Reports of vandalism in the City of Los Angeles decreased nearly 3% from Jan. 1 – Sept. 30, 2019 compared with the same time last year. But superstar Mariah Carey’s star on the Walk of Fame in Hollywood wasn’t spared.
Vandalism is when someone damages another person’s property on purpose without the consent of the owner. Nearly 10% of all crimes so far in the first nine months of this year have been vandalism, according to publicly available LAPD data.
One of the casualties: Carey’s star on Hollywood Blvd. Sa’Quan Carr, a student at the American Musical and Dramatic Academy in Los Angeles, was on Twitter around 6 p.m. on Oct. 13 at his dorm in Hollywood when he saw a tweet claiming Carey’s star had been vandalized.
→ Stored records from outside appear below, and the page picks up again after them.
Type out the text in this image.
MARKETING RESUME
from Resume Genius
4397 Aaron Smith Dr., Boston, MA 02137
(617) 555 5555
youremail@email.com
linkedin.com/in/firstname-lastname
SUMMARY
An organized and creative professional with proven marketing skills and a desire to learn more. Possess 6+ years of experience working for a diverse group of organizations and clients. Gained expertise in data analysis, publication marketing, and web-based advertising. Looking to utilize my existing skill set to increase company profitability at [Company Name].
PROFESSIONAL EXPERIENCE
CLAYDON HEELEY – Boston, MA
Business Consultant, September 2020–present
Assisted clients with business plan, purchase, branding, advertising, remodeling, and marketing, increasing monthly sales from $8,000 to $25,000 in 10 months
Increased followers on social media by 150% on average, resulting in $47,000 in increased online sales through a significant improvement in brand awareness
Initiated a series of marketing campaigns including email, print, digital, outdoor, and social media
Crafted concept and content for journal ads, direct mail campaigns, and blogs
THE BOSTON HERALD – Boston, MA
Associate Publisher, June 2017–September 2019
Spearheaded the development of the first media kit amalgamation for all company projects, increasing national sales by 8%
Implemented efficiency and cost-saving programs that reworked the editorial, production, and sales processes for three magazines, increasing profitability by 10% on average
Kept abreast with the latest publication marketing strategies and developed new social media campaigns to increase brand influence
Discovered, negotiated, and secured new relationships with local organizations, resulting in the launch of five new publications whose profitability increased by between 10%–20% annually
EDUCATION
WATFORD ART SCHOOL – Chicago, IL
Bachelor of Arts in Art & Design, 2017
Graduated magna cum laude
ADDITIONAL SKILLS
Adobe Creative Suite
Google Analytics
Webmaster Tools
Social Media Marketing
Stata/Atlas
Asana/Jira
Armed with a bottle of La’s Totally Awesome multi-purpose cleaner and a yellow sponge, Carr made the short walk over to the star, got on his hands and knees, and began to scrub.
Carr said he was eight years old when he first saw Mariah’s video for “We Belong Together” on BET’s flagship popular music TV show, “106 & Park.” He said he has been impressed with all the personal and professional obstacles Mariah has overcome in life, since her debut in 1990.
“Mariah Carey’s music helped me through a dark time in my life,” said Carr. “I love her. She’s my spirit animal.”
Downtown, Hollywood and Boyle Heights had the highest number of reports of vandalism during the first nine months of this year. Downtown and Boyle Heights increased nearly 5% and 14% respectively, from the same time last year. Historic South Central had the highest increase from this time last year, spiking nearly 33%.
Vandalism also showed up in hate crimes in the city. Of the 252 hate crimes in the first nine months of this year, 65 were also acts of vandalism. In one of those incidents, a church was vandalized and a gay male was targeted based on his sexual orientation at 7 p.m. on Feb. 18 on the 7300 block of W. Sunset Blvd. in Hollywood, according to publicly available LAPD data.
How we did it: We examined LAPD publicly available data on reports of vandalism during the first half of 2019 compared to the same time period last year. We included both misdemeanor and felony vandalisms. For neighborhood boundaries, we rely on the borders defined by the Los Angeles Times. Learn more about our data here.
LAPD data only reflect crimes that are reported to the department, not how many crimes actually occurred. In making our calculations, we rely on the data the LAPD makes publicly available. On occasion, LAPD may update past crime reports with new information, or recategorize past reports. Those revised reports do not always automatically become part of the public database.